Surviving COVID-19 requires speed, confidence, and agility, according to James. It requires being able to get answers to questions like “What’s my revenue? What’s my current-ish inventory. And how many people do I have working remotely?”

“Can you keep it down in there? I’m on a Zoom call!”

“Sure, traditional BI was sufficient, but what about the questions we never thought we’d be asking?” James said. “It’s a lonely feeling waiting for answers from traditional BI. By the time you asked your question and waited for an answer, the world’s moved on. Even for people at the front of the line–the analysts, the data scientists–they’re still not getting it fast enough.”

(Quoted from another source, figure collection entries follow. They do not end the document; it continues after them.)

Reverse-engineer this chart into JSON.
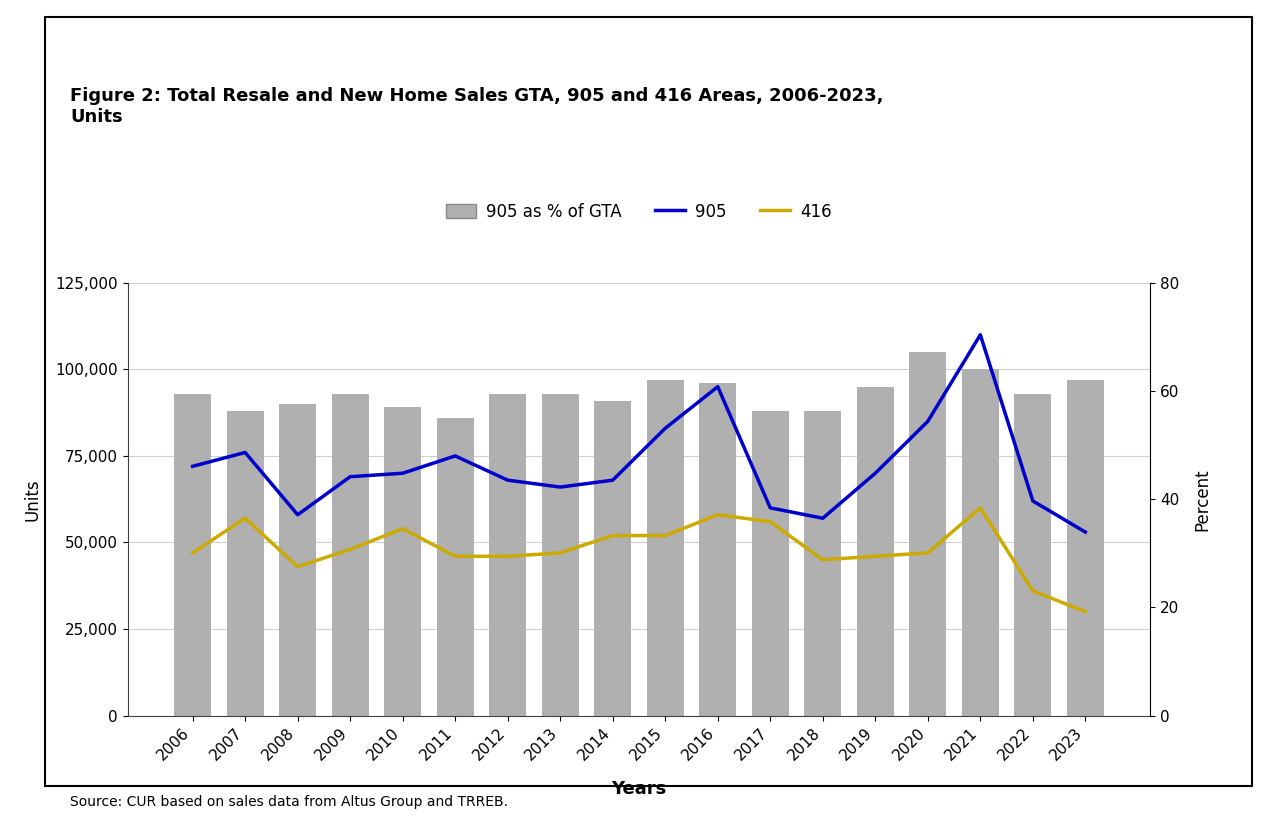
{
  "title_line1": "Figure 2: Total Resale and New Home Sales GTA, 905 and 416 Areas, 2006-2023,",
  "title_line2": "Units",
  "xlabel": "Years",
  "ylabel_left": "Units",
  "ylabel_right": "Percent",
  "source": "Source: CUR based on sales data from Altus Group and TRREB.",
  "years": [
    2006,
    2007,
    2008,
    2009,
    2010,
    2011,
    2012,
    2013,
    2014,
    2015,
    2016,
    2017,
    2018,
    2019,
    2020,
    2021,
    2022,
    2023
  ],
  "bar_vals": [
    93000,
    88000,
    90000,
    93000,
    89000,
    86000,
    93000,
    93000,
    91000,
    97000,
    96000,
    88000,
    88000,
    95000,
    105000,
    100000,
    93000,
    97000
  ],
  "line_905": [
    72000,
    76000,
    58000,
    69000,
    70000,
    75000,
    68000,
    66000,
    68000,
    83000,
    95000,
    60000,
    57000,
    70000,
    85000,
    110000,
    62000,
    53000
  ],
  "line_416": [
    47000,
    57000,
    43000,
    48000,
    54000,
    46000,
    46000,
    47000,
    52000,
    52000,
    58000,
    56000,
    45000,
    46000,
    47000,
    60000,
    36000,
    30000
  ],
  "bar_color": "#b0b0b0",
  "line_905_color": "#0000cc",
  "line_416_color": "#ccaa00",
  "ylim_left": [
    0,
    125000
  ],
  "ylim_right": [
    0,
    80
  ],
  "yticks_left": [
    0,
    25000,
    50000,
    75000,
    100000,
    125000
  ],
  "yticks_right": [
    0,
    20,
    40,
    60,
    80
  ],
  "background_color": "#ffffff",
  "figure_bg": "#ffffff"
}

Domo also made several announcements at the show, including:

  • New capabilities in Domo’s embedded analytics product, called Domo Everywhere, that take it “beyond traditional read-only dashboards”;
  • More than 100 new features in the Domo platform, including a new Dataset Views and Analyzer tool; natural language generation (NLG) in Narrative Cards; re-usable components in the new Domo Data Experience (DDX) Bricks;
  • Support for multi-cloud deployments, enabling Domo customers to “access and leverage data form any of their cloud data platforms, regardless of where the data actually resides,” James said;
  • And an expanded partnership with AWS that brings native integration with Amazon Redshift and access to more than 1,000 curated data sets on the AWS Data Exchange.